Scottish SPCA chief superintendent Mike Flynn said: “We get countless reports every year of animals ingesting or becoming trapped or caught in litter or discarded fishing wire.

“Some litter is a choking hazard or can cause damage and restrict an animal’s ability to eat, which can lead to starvation. Animals can also ingest rubbish which can be fatal.

“We issue guidance and advice to the public asking them to be responsible around wild animals through our #WildlifeWise programme. The Paws on Plastic project is a fantastic extension of this and highlights the dangers litter can pose.

“We fully support Paws on Plastic and encourage people to take part.
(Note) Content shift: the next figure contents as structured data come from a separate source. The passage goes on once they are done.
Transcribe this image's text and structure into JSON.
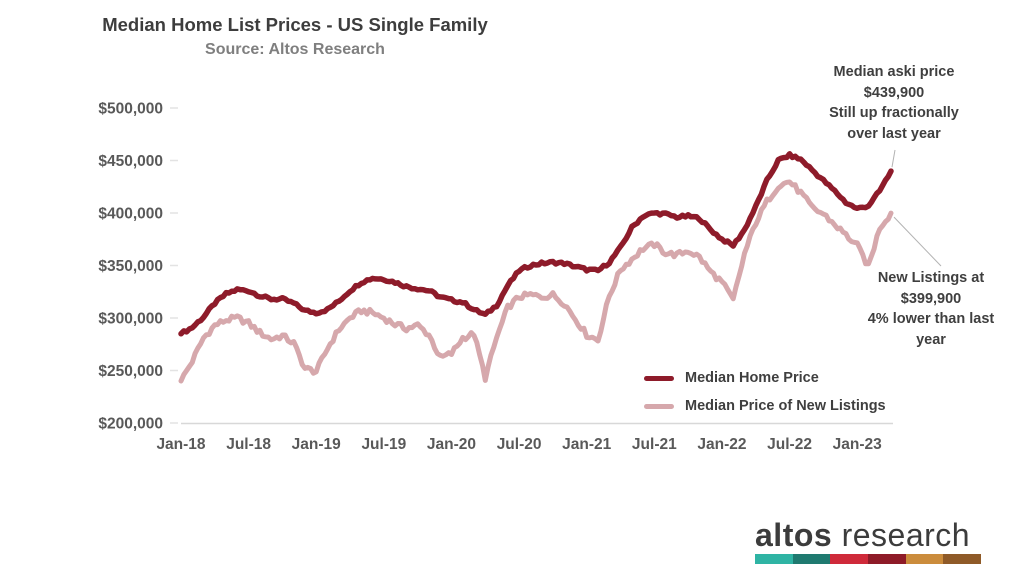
{
  "header": {
    "title": "Median Home List Prices - US Single Family",
    "source": "Source: Altos Research"
  },
  "annotations": {
    "ask": {
      "lines": [
        "Median aski price",
        "$439,900",
        "Still up fractionally",
        "over last year"
      ]
    },
    "new_listings": {
      "lines": [
        "New Listings at",
        "$399,900",
        "4% lower than last",
        "year"
      ]
    }
  },
  "legend": {
    "items": [
      {
        "label": "Median Home Price",
        "color": "#8e1b2a"
      },
      {
        "label": "Median Price of New Listings",
        "color": "#d6a8ac"
      }
    ]
  },
  "chart_data": {
    "type": "line",
    "title": "Median Home List Prices - US Single Family",
    "subtitle": "Source: Altos Research",
    "x_start": "Jan-18",
    "x_end": "Apr-23",
    "x_interval": "monthly",
    "x_tick_labels": [
      "Jan-18",
      "Jul-18",
      "Jan-19",
      "Jul-19",
      "Jan-20",
      "Jul-20",
      "Jan-21",
      "Jul-21",
      "Jan-22",
      "Jul-22",
      "Jan-23"
    ],
    "x_tick_month_step": 6,
    "y_tick_labels": [
      "$500,000",
      "$450,000",
      "$400,000",
      "$350,000",
      "$300,000",
      "$250,000",
      "$200,000"
    ],
    "y_tick_values": [
      500000,
      450000,
      400000,
      350000,
      300000,
      250000,
      200000
    ],
    "ylim": [
      200000,
      500000
    ],
    "grid": false,
    "legend_position": "inside-lower-right",
    "series": [
      {
        "name": "Median Home Price",
        "color": "#8e1b2a",
        "end_label_value": 439900,
        "values": [
          285000,
          291000,
          301000,
          314000,
          323000,
          327000,
          326000,
          321000,
          318000,
          318000,
          314000,
          307000,
          305000,
          308000,
          316000,
          326000,
          334000,
          338000,
          337000,
          334000,
          330000,
          328000,
          326000,
          320000,
          317000,
          315000,
          308000,
          303000,
          312000,
          331000,
          345000,
          350000,
          352000,
          353000,
          352000,
          349000,
          346000,
          345000,
          353000,
          367000,
          386000,
          397000,
          400000,
          399000,
          396000,
          397000,
          395000,
          384000,
          375000,
          369000,
          384000,
          406000,
          431000,
          450000,
          455000,
          451000,
          441000,
          431000,
          421000,
          410000,
          404000,
          407000,
          421000,
          439900
        ]
      },
      {
        "name": "Median Price of New Listings",
        "color": "#d6a8ac",
        "end_label_value": 399900,
        "values": [
          240000,
          259000,
          281000,
          293000,
          298000,
          300000,
          295000,
          286000,
          280000,
          283000,
          276000,
          252000,
          249000,
          271000,
          289000,
          300000,
          307000,
          305000,
          300000,
          294000,
          290000,
          293000,
          284000,
          262000,
          266000,
          281000,
          285000,
          243000,
          281000,
          310000,
          320000,
          322000,
          320000,
          322000,
          314000,
          299000,
          284000,
          279000,
          321000,
          346000,
          356000,
          366000,
          370000,
          362000,
          360000,
          364000,
          358000,
          344000,
          334000,
          317000,
          361000,
          391000,
          411000,
          426000,
          430000,
          419000,
          405000,
          399000,
          389000,
          379000,
          369000,
          349000,
          386000,
          399900
        ]
      }
    ]
  },
  "logo": {
    "bold": "altos",
    "light": "research",
    "bar_colors": [
      "#2fb4a4",
      "#1f7a70",
      "#cf2a3a",
      "#8e1b28",
      "#cb8c3c",
      "#8f5a28"
    ]
  }
}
The positive effect it will have for wildlife and local communities will be tremendous.”

Marion Montgomery has grown the Paws on Plastic community to over 20,000 members worldwide.

Paws on Plastic founder Marion Montgomery with her dogs, Paddy and Ted.
Paws on Plastic founder Marion Montgomery with her dogs, Paddy and Ted.

Marion said: “I started Paws on Plastic to help protect animals from the dangers of litter. As a responsible dog owner, I was walking my dogs with spare poo bags in my pocket and often noticed the same pieces of rubbish every day.

“It really just came to me that if I removed it, it made a difference and it could save a life. It’s just fantastic that so many dog owners have joined the cause and wish to do their own wee bit to protect animals and our precious environment.

“The beauty of it is that it only takes a minute when we’re out walking anyway but with 20,000 of us, it really does add up – to over 30 million pieces a year in fact!

“Our aim is that it becomes just a normal part of an everyday dog walk. All we ask is for a couple of pieces on every walk so it only takes a minute and is open to everyone, regardless of age or physical ability.

“The bonus is that it has a double effect as studies show that when streets are clean, less litter is actually dropped as you remove the easy excuse that ‘everyone does it’.

“I’d encourage all dog owners across Scotland to join us.”

The Scottish SPCA is dedicated to protecting habitats and environments to ensure Scotland’s wild animals can continue to thrive for years to come.

Mike added: “This initiative will help people respect the environment and protect animals from the dangers of litter.

“People should always dispose of their rubbish responsibly.

“No matter how small, it has the potential to be hazardous or lethal to pets, wildlife and farm animals.

“The public should exercise caution and be careful when picking up litter and we ask that children taking part be accompanied by a responsible adult. We recommend picking up litter with a dog bag or litter picker to avoid direct contact with any litter and do not pick up anything that could be harmful like glass or sharp objects. Any syringes found should not be picked up but reported to the local authority Emergency Waste Uplift informing them of the location of the syringe.

“Even if people don’t have dogs, we would urge people to still take part and get out in their local area and clean up for the benefit of animals and the community.”